Homem com óculos de sol inteligentes em parque com pessoas a andar de bicicleta ao fundo.

Depois das Ray-Ban Meta, chegam as Oakley Meta. Após o êxito do primeiro casamento entre marca e tecnologia, a Meta volta à carga, desta vez com o foco nos desportistas. Com as Vanguard, Meta e Oakley conseguem conquistar um público tão exigente? A resposta chega após várias semanas de utilização, sempre com a partilha e a tecnologia em pano de fundo.

Depois das colaborações Meta x Ray-Ban, é a vez da Oakley, outro nome de peso do grupo EssilorLuxottica. Com as Vanguard, as duas marcas juntam competências para entregar os óculos conectados com que muitos atletas sonham.

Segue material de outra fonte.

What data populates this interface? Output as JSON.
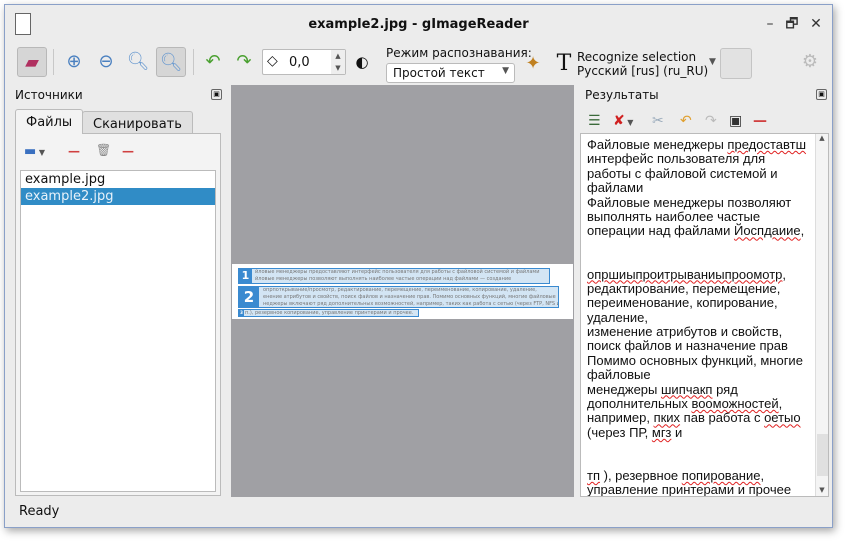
{
  "window": {
    "title": "example2.jpg - gImageReader",
    "minimize": "–",
    "restore": "🗗",
    "close": "✕"
  },
  "toolbar": {
    "rotation_value": "0,0",
    "mode_label": "Режим распознавания:",
    "mode_value": "Простой текст",
    "recognize_line1": "Recognize selection",
    "recognize_line2": "Русский [rus] (ru_RU)",
    "icons": [
      "image-source-icon",
      "zoom-in-icon",
      "zoom-out-icon",
      "zoom-original-icon",
      "zoom-fit-icon",
      "rotate-left-icon",
      "rotate-right-icon",
      "rotate-angle-icon",
      "image-controls-icon",
      "autolayout-icon",
      "recognize-icon",
      "settings-icon"
    ]
  },
  "sources": {
    "title": "Источники",
    "tabs": [
      "Файлы",
      "Сканировать"
    ],
    "active_tab": "Файлы",
    "files": [
      "example.jpg",
      "example2.jpg"
    ],
    "selected_file": "example2.jpg"
  },
  "canvas": {
    "regions": [
      {
        "number": "1",
        "lines": [
          "йловые менеджеры предоставляют интерфейс пользователя для работы с файловой системой и файлами",
          "йловые менеджеры позволяют выполнять наиболее частые операции над файлами — создание"
        ]
      },
      {
        "number": "2",
        "lines": [
          "опрпоткрывание/просмотр, редактирование, перемещение, переименование, копирование, удаление,",
          "енение атрибутов и свойств, поиск файлов и назначение прав. Помимо основных функций, многие файловые",
          "неджеры включают ряд дополнительных возможностей, например, таких как работа с сетью (через FTP, NFS и"
        ]
      },
      {
        "number": "3",
        "lines": [
          "п.), резервное копирование, управление принтерами и прочее."
        ]
      }
    ]
  },
  "results": {
    "title": "Результаты",
    "lines": [
      "Файловые менеджеры предоставтш",
      "интерфейс пользователя для",
      "работы с файловой системой и",
      "файлами",
      "Файловые менеджеры позволяют",
      "выполнять наиболее частые",
      "операции над файлами Йоспдаиие,",
      "",
      "",
      "опршиыпроитрываниыпроомотр,",
      "редактирование, перемещение,",
      "переименование, копирование,",
      "удаление,",
      "изменение атрибутов и свойств,",
      "поиск файлов и назначение прав",
      "Помимо основных функций, многие",
      "файловые",
      "менеджеры шипчакп ряд",
      "дополнительных воомож­ностей,",
      "например, пких пав работа с оетыо",
      "(через ПР, мгз и",
      "",
      "",
      "тп ), резервное попирование,",
      "управление принтерами и прочее"
    ],
    "misspelled": [
      "предоставтш",
      "Йоспдаиие",
      "опршиыпроитрываниыпроомотр",
      "шипчакп",
      "воомож­ностей",
      "пких",
      "оетыо",
      "мгз",
      "тп",
      "попирование"
    ]
  },
  "status": "Ready",
  "colors": {
    "selection": "#308cc6",
    "region": "#3a8ad0",
    "canvas": "#a0a0a4"
  }
}
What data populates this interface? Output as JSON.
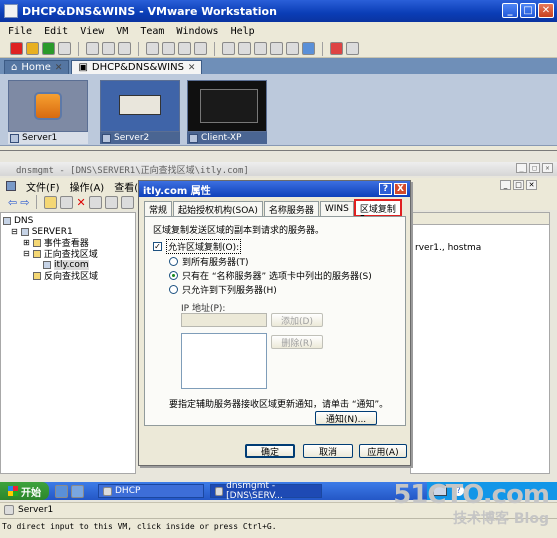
{
  "vm_window": {
    "title": "DHCP&DNS&WINS - VMware Workstation",
    "menu": [
      "File",
      "Edit",
      "View",
      "VM",
      "Team",
      "Windows",
      "Help"
    ],
    "tabs": [
      {
        "label": "Home"
      },
      {
        "label": "DHCP&DNS&WINS"
      }
    ],
    "thumbnails": [
      {
        "label": "Server1"
      },
      {
        "label": "Server2"
      },
      {
        "label": "Client-XP"
      }
    ],
    "status_vm": "Server1",
    "hint": "To direct input to this VM, click inside or press Ctrl+G."
  },
  "mmc": {
    "title": "dnsmgmt - [DNS\\SERVER1\\正向查找区域\\itly.com]",
    "menu": [
      "文件(F)",
      "操作(A)",
      "查看(V)"
    ],
    "tree": [
      {
        "label": "DNS"
      },
      {
        "label": "SERVER1"
      },
      {
        "label": "事件查看器"
      },
      {
        "label": "正向查找区域"
      },
      {
        "label": "itly.com"
      },
      {
        "label": "反向查找区域"
      }
    ],
    "right_cell": "rver1., hostma"
  },
  "dialog": {
    "title": "itly.com 属性",
    "help_btn": "?",
    "close_btn": "X",
    "tabs": [
      "常规",
      "起始授权机构(SOA)",
      "名称服务器",
      "WINS",
      "区域复制"
    ],
    "active_tab": "区域复制",
    "description": "区域复制发送区域的副本到请求的服务器。",
    "allow_transfer_label": "允许区域复制(O):",
    "allow_transfer_checked": true,
    "options": [
      {
        "label": "到所有服务器(T)",
        "selected": false
      },
      {
        "label": "只有在 “名称服务器” 选项卡中列出的服务器(S)",
        "selected": true
      },
      {
        "label": "只允许到下列服务器(H)",
        "selected": false
      }
    ],
    "ip_label": "IP 地址(P):",
    "add_button": "添加(D)",
    "remove_button": "删除(R)",
    "notify_text": "要指定辅助服务器接收区域更新通知，请单击 “通知”。",
    "notify_button": "通知(N)...",
    "ok_button": "确定",
    "cancel_button": "取消",
    "apply_button": "应用(A)"
  },
  "taskbar": {
    "start": "开始",
    "tasks": [
      {
        "label": "DHCP"
      },
      {
        "label": "dnsmgmt - [DNS\\SERV..."
      }
    ]
  },
  "watermark": {
    "site": "51CTO.com",
    "sub": "技术博客 Blog"
  }
}
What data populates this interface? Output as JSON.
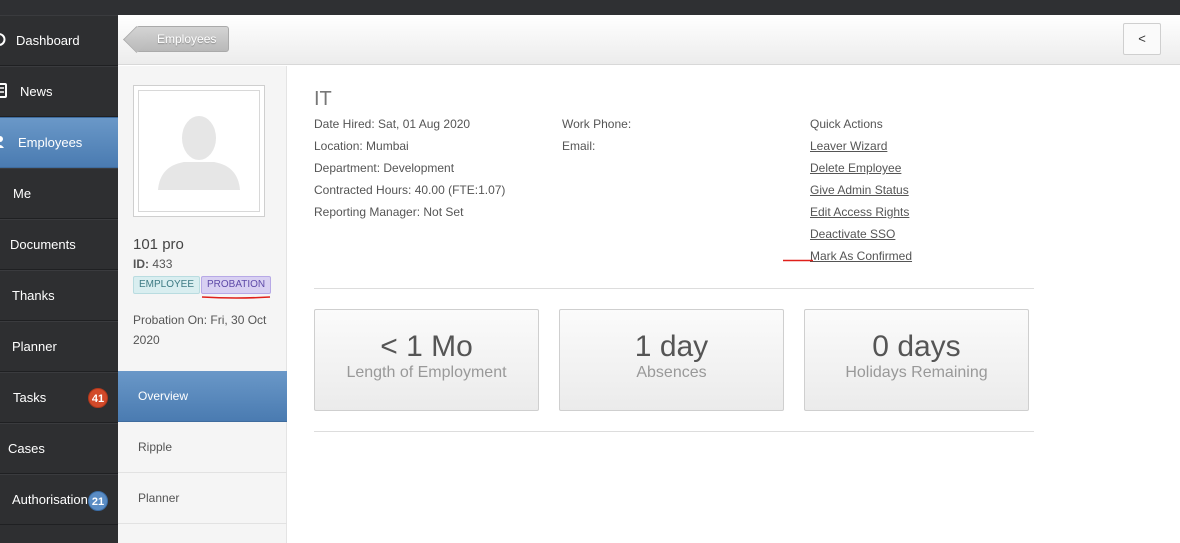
{
  "sidebar": {
    "items": [
      {
        "label": "Dashboard",
        "icon": "dashboard-icon"
      },
      {
        "label": "News",
        "icon": "news-icon"
      },
      {
        "label": "Employees",
        "icon": "person-icon",
        "active": true
      },
      {
        "label": "Me"
      },
      {
        "label": "Documents"
      },
      {
        "label": "Thanks"
      },
      {
        "label": "Planner"
      },
      {
        "label": "Tasks",
        "badge": "41"
      },
      {
        "label": "Cases"
      },
      {
        "label": "Authorisations",
        "badge": "21"
      }
    ]
  },
  "header": {
    "breadcrumb": "Employees",
    "collapse_label": "<"
  },
  "profile": {
    "name": "101 pro",
    "id_label": "ID:",
    "id_value": "433",
    "tags": [
      "EMPLOYEE",
      "PROBATION"
    ],
    "probation_on": "Probation On: Fri, 30 Oct 2020",
    "subnav": [
      "Overview",
      "Ripple",
      "Planner"
    ]
  },
  "main": {
    "department_title": "IT",
    "details": {
      "date_hired": "Date Hired: Sat, 01 Aug 2020",
      "location": "Location: Mumbai",
      "department": "Department: Development",
      "contracted_hours": "Contracted Hours: 40.00 (FTE:1.07)",
      "reporting_manager": "Reporting Manager: Not Set"
    },
    "contact": {
      "work_phone": "Work Phone:",
      "email": "Email:"
    },
    "quick_actions": {
      "heading": "Quick Actions",
      "links": [
        "Leaver Wizard",
        "Delete Employee",
        "Give Admin Status",
        "Edit Access Rights",
        "Deactivate SSO",
        "Mark As Confirmed"
      ]
    },
    "stats": [
      {
        "value": "< 1 Mo",
        "label": "Length of Employment"
      },
      {
        "value": "1 day",
        "label": "Absences"
      },
      {
        "value": "0 days",
        "label": "Holidays Remaining"
      }
    ]
  },
  "colors": {
    "sidebar_bg": "#2e2f31",
    "active_blue": "#5a8ac0",
    "annotation_red": "#e0201a",
    "badge_red": "#d24a2a",
    "badge_blue": "#5a8cc4"
  }
}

A fórmula repete-se: a Meta traz o know-how tecnológico, enquanto a Oakley assina o desenho. Só que, ao contrário do grande público, quem pratica desporto pede mais: estabilidade, resistência, comandos práticos e integração com plataformas de treino.

Para aumentar a probabilidade de acertar, a Oakley criou um modelo com forte ADN da marca, próximo de alguns dos seus óculos mais icónicos. Do lado da Meta, além do pacote tecnológico habitual, somou-se compatibilidade com Strava e Garmin.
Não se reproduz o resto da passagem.